Yesterday I heard on the news about the 4 Police Officers that were killed here in Washington. We have some dear friends that have family members who are Police officers, and I know that they are worried and heart broken today. Our prayers and thoughts go out to them. Then I also heard yesterday that a dear friend of mine has lung cancer. She had already battled and beaten cancer a few years ago and now she is battling it again. My heart goes out to her family and her. I am telling you, these are tough things that are going on in the world and in our lives today. I hope all of us will be grateful for what we have and keep a prayer in our hearts for those around us who are suffering. I pray that we will all have the faith that we will need to sustain us during these times and a give us a peace that the world can't offer.

So tonight I would like to leave you with a couple of thoughts and a poem.
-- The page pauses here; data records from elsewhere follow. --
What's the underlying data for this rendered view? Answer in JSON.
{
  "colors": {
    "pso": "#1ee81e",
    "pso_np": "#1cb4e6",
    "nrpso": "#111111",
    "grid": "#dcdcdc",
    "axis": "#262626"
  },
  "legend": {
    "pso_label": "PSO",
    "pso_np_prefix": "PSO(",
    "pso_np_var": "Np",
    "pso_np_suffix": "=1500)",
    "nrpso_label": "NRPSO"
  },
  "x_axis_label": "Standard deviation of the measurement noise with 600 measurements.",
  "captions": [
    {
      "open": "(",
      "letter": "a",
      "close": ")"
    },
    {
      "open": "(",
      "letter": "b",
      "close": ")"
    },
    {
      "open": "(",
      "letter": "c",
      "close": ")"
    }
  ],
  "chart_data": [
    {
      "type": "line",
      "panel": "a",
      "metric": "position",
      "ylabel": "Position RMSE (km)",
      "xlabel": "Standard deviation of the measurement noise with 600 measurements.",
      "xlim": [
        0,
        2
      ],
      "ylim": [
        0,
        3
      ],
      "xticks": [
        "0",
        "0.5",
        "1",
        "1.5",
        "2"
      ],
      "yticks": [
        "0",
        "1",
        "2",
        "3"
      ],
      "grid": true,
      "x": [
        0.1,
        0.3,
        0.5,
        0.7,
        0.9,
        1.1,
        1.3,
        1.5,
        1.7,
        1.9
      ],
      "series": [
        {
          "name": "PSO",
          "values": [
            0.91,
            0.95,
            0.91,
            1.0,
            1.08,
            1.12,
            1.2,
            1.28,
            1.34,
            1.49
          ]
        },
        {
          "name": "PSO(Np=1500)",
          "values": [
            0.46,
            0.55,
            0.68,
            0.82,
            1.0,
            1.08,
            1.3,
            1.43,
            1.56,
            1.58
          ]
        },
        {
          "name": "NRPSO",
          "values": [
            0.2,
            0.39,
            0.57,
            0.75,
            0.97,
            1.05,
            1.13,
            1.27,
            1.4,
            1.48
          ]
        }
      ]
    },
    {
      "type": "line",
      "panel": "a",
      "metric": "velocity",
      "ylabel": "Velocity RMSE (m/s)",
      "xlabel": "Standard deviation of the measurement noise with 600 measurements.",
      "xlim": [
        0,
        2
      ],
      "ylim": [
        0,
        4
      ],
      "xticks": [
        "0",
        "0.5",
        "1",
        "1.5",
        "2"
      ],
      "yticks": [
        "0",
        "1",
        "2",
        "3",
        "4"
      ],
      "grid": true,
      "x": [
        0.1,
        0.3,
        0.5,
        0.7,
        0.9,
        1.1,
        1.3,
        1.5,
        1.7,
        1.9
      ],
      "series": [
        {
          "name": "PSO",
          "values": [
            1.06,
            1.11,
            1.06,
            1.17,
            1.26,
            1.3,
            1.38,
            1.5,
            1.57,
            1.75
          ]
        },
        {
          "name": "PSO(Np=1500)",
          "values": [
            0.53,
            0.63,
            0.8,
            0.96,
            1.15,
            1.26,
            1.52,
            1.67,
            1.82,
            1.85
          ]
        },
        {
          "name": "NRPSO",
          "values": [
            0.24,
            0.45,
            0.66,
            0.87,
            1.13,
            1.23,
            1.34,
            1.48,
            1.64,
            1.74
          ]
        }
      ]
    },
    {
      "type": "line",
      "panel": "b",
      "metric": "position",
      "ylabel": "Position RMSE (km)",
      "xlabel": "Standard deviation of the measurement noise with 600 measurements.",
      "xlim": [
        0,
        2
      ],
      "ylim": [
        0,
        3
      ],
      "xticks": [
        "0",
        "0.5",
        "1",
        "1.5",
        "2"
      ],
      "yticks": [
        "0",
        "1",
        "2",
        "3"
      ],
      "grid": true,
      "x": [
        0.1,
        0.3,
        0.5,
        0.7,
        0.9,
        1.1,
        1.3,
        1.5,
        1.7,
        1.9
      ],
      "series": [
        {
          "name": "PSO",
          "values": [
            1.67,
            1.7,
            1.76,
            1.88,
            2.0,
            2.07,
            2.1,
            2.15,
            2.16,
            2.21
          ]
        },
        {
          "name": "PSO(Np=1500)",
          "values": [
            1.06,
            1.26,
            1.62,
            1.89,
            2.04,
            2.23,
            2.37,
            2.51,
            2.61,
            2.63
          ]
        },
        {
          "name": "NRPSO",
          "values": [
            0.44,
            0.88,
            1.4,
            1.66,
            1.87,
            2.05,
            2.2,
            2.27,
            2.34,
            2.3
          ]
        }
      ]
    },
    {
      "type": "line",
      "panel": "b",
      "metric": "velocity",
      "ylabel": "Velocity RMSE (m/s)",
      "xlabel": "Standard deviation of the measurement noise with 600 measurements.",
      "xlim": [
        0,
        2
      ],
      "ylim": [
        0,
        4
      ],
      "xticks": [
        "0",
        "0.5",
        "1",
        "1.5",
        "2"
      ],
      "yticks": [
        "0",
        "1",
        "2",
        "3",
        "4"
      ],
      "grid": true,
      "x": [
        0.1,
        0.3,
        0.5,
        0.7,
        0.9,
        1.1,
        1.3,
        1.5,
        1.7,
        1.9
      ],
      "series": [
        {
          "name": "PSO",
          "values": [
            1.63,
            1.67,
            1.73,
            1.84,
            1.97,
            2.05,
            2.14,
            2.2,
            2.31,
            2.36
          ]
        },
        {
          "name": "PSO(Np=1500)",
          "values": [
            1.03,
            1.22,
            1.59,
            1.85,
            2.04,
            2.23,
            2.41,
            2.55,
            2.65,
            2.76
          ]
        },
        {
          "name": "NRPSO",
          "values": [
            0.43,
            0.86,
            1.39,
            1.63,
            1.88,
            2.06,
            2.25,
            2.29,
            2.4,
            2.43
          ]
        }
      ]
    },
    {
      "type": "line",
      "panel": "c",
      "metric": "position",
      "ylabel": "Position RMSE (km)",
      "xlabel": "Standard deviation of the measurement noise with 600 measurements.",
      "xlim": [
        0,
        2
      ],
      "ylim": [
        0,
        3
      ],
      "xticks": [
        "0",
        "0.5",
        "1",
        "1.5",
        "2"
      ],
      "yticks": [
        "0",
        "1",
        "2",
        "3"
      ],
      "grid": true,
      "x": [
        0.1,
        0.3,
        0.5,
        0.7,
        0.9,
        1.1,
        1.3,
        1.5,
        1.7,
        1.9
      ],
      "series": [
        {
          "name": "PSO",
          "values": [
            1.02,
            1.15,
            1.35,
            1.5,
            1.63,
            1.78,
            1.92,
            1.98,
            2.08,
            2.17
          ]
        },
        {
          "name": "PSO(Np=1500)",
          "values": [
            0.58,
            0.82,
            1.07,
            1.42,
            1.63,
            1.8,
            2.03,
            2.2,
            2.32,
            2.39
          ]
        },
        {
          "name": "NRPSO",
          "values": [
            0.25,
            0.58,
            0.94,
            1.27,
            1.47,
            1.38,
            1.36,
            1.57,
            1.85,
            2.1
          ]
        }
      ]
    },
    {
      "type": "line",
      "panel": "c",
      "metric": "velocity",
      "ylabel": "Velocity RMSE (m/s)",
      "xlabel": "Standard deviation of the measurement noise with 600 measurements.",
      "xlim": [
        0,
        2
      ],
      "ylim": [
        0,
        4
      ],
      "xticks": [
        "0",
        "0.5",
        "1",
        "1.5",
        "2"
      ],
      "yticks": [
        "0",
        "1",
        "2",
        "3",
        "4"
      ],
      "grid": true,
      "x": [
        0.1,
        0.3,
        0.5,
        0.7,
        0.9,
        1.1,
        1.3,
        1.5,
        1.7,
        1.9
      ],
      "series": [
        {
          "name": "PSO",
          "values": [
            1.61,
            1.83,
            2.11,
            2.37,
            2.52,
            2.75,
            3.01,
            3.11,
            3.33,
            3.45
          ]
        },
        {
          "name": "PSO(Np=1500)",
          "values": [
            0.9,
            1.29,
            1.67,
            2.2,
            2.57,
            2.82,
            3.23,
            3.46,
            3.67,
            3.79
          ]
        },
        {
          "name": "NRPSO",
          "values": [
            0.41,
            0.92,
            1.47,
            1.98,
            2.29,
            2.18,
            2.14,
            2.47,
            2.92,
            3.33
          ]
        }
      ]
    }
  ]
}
Good night dear friends!

 

What Cancer Cannot Do

Cancer is so limited
It cannot cripple love
It cannot shatter hope
It cannot corrode faith
It cannot destroy peace
It cannot kill friendship
It cannot suppress memories
It cannot silence courage
It cannot invade the soul
It cannot steal eternal life
It cannot conquer the spirit.


"Perhaps they are not the stars, but rather openings in Heaven where the love of our lost ones pours through and shines down upon us to let us know they are happy."  ~ Unknown

"No one ever told me that grief felt so like fear. " ~ C.S. Lewis

"To live in hearts we leave behind
Is not to die."
~ Thomas Campbell

Saturday, June 20, 2009

You are strong!

This was an amazing poem and one that I should make a lot of copies of and put them up all over my house so that I can see it everywhere. We are strong but too often we only remember our weak times, the days that seem Bigger Than Us! This was a great reminder for all of us.

Have a great evening! And thanks for helping remind me how STRONG I am!

YOU ARE STRONG
You are strong ..
when you take your grief and teach it to smile.
You are brave ..
when you overcome your fear and help others
to do the same.

You are happy ..
when you see a flower and are thankful
for the blessing.

You are loving ..
when your own pain does not blind you to the
pain of others.

You are wise ..
when you know the limits of your wisdom.

You are true ..
when you admit there are times you
fool yourself.

You are alive ..
when tomorrow's hope means more to you than
yesterday's mistake.

You are growing ..
when you know what you are but not what you
will become.

You are free ..
when you are in control of yourself and do not wish
to control others.

You are honorable ..
when you find your honor is to honor others.

You are generous ..
when you can take as sweetly as you can give.

You are humble ..
when you do not know how humble you are.

You are thoughtful ..
when you see me just as I am and treat me
just as you are.

You are merciful ..
when you forgive in others the faults you condemn
in yourself.

You are beautiful ..
when you don't need a mirror to tell you.

You are rich ..
when you never need more than what you have.

You are you ..
when you are at peace with who you are not.